Out of the Woods, Into the Trees: Trout Lake Research on the Streets of Fond du Lac

This is Part 3 of a 3-Part series on an ambitious summer research project exploring how trees manage their water supplies and respond to drought. You can read Part 1 here and Part 2 here.

by Sydney Widell – When Brian Schlaff and I park our car on Birch Tree Lane, a quiet road that meanders past rows of tidy, mid-century homes and well manicured trees, I have a surreal feeling that we could be anywhere in America.
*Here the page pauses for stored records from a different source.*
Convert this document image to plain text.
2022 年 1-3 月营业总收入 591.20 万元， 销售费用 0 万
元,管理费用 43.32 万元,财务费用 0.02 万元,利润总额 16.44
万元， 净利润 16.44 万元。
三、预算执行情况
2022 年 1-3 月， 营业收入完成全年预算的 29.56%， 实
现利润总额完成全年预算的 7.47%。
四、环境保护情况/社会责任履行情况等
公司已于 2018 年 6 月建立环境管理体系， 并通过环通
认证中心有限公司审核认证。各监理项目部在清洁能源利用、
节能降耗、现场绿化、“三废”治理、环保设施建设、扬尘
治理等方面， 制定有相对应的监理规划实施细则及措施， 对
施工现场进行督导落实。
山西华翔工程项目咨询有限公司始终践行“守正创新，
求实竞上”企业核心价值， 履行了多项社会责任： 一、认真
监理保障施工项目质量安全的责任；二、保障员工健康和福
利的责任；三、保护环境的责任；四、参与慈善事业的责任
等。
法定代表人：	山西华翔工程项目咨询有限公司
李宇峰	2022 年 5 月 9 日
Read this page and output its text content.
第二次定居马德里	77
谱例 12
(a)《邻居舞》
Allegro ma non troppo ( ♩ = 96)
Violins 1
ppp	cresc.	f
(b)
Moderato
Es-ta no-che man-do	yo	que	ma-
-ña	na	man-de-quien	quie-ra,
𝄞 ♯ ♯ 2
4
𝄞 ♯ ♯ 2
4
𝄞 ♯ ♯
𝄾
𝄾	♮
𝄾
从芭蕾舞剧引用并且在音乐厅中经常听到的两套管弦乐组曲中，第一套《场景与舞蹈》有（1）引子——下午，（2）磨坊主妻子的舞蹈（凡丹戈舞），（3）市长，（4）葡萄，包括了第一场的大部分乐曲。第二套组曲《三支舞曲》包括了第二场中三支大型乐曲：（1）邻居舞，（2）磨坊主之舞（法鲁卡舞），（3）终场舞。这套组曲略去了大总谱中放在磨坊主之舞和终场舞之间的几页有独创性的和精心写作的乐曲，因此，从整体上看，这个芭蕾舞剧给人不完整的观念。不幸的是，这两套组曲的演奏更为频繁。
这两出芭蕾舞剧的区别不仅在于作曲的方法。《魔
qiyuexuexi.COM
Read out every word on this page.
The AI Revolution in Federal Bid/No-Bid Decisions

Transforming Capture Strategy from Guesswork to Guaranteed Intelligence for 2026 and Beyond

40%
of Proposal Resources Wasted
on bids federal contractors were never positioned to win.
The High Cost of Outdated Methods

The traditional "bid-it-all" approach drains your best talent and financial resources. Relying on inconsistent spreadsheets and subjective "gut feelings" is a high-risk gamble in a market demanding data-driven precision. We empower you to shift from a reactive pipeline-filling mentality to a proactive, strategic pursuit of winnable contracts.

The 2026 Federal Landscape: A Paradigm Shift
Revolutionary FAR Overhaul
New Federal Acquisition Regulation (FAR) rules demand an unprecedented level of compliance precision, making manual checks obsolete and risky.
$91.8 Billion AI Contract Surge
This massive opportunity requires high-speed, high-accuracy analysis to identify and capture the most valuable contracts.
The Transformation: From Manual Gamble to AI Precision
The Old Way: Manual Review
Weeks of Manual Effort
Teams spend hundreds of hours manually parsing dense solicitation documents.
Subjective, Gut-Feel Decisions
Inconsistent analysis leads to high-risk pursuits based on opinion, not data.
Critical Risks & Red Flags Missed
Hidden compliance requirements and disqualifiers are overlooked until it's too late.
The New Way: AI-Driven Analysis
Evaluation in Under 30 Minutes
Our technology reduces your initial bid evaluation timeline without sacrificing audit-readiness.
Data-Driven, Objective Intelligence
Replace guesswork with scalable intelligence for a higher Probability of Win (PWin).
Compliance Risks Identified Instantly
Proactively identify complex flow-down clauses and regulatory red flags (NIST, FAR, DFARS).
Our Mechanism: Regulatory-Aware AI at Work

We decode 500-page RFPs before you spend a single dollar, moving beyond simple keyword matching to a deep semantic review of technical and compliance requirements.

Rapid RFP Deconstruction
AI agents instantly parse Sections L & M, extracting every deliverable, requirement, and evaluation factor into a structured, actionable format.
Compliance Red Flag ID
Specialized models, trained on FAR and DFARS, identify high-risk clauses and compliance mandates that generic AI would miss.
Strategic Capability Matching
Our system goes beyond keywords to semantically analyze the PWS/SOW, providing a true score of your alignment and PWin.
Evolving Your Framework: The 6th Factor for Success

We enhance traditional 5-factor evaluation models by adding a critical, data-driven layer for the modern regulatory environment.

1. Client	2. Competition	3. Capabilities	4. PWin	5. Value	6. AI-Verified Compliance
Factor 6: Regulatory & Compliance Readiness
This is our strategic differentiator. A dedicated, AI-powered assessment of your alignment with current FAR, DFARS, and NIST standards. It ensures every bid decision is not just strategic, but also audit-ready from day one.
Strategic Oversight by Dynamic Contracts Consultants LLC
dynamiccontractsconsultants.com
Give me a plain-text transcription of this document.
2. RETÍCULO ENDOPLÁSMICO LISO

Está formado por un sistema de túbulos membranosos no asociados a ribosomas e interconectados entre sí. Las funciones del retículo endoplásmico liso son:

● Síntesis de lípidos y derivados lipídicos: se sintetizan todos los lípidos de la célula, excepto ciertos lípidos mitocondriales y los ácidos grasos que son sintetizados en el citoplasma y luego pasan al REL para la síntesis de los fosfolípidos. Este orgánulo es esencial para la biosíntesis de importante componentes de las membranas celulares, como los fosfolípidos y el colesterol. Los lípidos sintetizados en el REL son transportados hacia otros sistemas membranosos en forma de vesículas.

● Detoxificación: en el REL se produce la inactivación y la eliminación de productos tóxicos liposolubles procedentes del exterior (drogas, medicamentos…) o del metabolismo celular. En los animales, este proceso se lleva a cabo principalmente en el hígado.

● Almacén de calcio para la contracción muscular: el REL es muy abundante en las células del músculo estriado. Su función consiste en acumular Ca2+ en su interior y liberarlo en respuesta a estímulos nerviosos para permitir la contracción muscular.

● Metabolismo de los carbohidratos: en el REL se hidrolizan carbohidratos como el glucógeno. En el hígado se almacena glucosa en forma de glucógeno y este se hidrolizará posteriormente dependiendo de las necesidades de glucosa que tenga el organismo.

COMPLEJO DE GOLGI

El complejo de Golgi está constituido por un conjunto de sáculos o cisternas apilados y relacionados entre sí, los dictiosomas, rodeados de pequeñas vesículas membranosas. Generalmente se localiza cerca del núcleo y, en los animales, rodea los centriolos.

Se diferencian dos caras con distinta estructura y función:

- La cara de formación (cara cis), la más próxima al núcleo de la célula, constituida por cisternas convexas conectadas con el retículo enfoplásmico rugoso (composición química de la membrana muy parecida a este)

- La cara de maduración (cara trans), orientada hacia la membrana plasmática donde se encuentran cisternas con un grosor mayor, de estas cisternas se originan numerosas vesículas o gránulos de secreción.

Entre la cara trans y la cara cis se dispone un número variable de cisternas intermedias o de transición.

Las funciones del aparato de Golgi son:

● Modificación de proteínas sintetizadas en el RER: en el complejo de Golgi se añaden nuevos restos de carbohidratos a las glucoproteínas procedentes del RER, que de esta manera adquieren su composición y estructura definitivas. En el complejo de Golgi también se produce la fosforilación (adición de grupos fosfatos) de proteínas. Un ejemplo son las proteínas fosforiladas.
This tree is equipped with a sap flow sensor (beneath the space blanket!) that records the movement of water through the tree, and an accelerometer that measures the tree’s sway. Photo: S. Widell

In fact, we are in Fond du Lac, Wisconsin — where researchers from the U.S. Geological Survey and the Environmental Protection Agency, as well as UW-Madison, have converged on this block to monitor a neighborhood tree removal project slated for next summer. The removal has given them a unique opportunity to study the role different species of trees play in managing stormwater.
Brian is an undergraduate working for PhD candidate Dom Ciruzzi at Trout Lake Station, 200 miles to the north. Dom is interested in the relationship between trees and groundwater, and how that relationship changes during times of drought.
Most of the research they are doing this summer has taken place in the Northern Highland State Forest, which encompasses Trout Lake. The Fond du Lac project takes advantage of an idea Dom has been developing over the last three years of his research.
The concept applies an engineer’s solution to an arborist’s dillema: Finding the most efficient way to monitor a tree for water stress – whether it’s growing on a suburban park strip or in a remote corner of a state forest.
Like any tall building or bridge, trees sway in regular patterns. Dom is finding that trees experiencing drought sway differently than trees with dependable water access.
Tree sway is a function of the mass and the stiffness of the tree. Both of those things are related to the amount of water moving through a tree at any time — the more water stress a tree experiences, the less massive and stiff it is. Kind of like a flower in a vase, Dom explains.
“What we think is that when these trees are water stressed, they actually exhibit different swaying motions,” Dom said. “If we continuously track trees’ swaying motions, and also get some understanding of their water status from tracking the water in the soil, the leaves and the sap, we can start making a story that says trees sway like this under these conditions.”
Brian photographs the trees’ canopies. Later, researchers will use a computer program to calculate the leaf cover area at each site. Photo: S. Widell

Dom uses a tree’s acceleration to measure its sway with the same technology your iPhone uses to measure your step. The device is called an accelerometer, and it’s what Brian is installing at the six Fond du Lac field sites today.
“When you take a step, the accelerometer understands that you’re taking a step and counts it. When you’re in a roller coaster, the accelerometer can quantify the acceleration you’re feeling, that sense that your heart is dropping,” Dom explained. “We’re bridging that understanding of what acceleration can be used for to not necessarily track the steps of trees, but to track their movement.”
To put the wallet-sized accelerometers onto the trees, Brian has to physically climb them.
Luckily for Brian, the trees in these park strips are not that tall, and he never has to climb more than 10 feet in the air. At Trout Lake, Dom would sometimes have to scale 30 feet up a trunk to mount an accelerometer even though, in his words, he’s “totally horrified” of heights.
Now, Dom’s team uses high powered slingshots to rig pulleys in the taller trees, and they deploy the accelerometers that way.
“This project has really tested my ability to come up with a truly unique method,” Dom said. “If there was a space for Macgyver in science, I feel like this project would fit in that space. The methods we’re using are just so bizarre.”
There’s no such thing as a lunch break when you have six accelerometers to deploy. The Pioneer Road Culvers has become a go-to for Brian. Photo: S. Widell

But Dom also said he thinks that the innovative, cross-disciplinary ways of thinking about drought that make this project bizarre are what make it important as well.
“Traditionally, hydrologists and ecologists think about drought a little differently from each other,” Dom said. “What a grad student before me started… is bridging the hydrological and ecological responses of ecosystems to drought together.”
Where Dom said hydrologists tend to focus on the physical implications of drought — like rainfail or streamflow, ecologists may think about it in more biological terms.
And drought is a problem that is only expected to get worse across the state in the next century. Climate models show that Wisconsin should expect more intense and frequent droughts that last for longer periods of time in the coming decades.
For the state’s forests, Dom said that trend may mean declining production, groundwater depletion and reduced biodiversity.
“A goal of studying drought now is to understand how we can better face forest and ecosystem challenges in the 21st century,” Dom says. “If we are to expect drought to increase in frequency, duration and intensity, then we need to prepare.”
Back in Fond du Lac, Brian and I wind our way out of the neighborhood, leaving the trees outfitted in their new scientific garb, swaying imperceptibly as we begin to better understand their patterns and what those movements mean.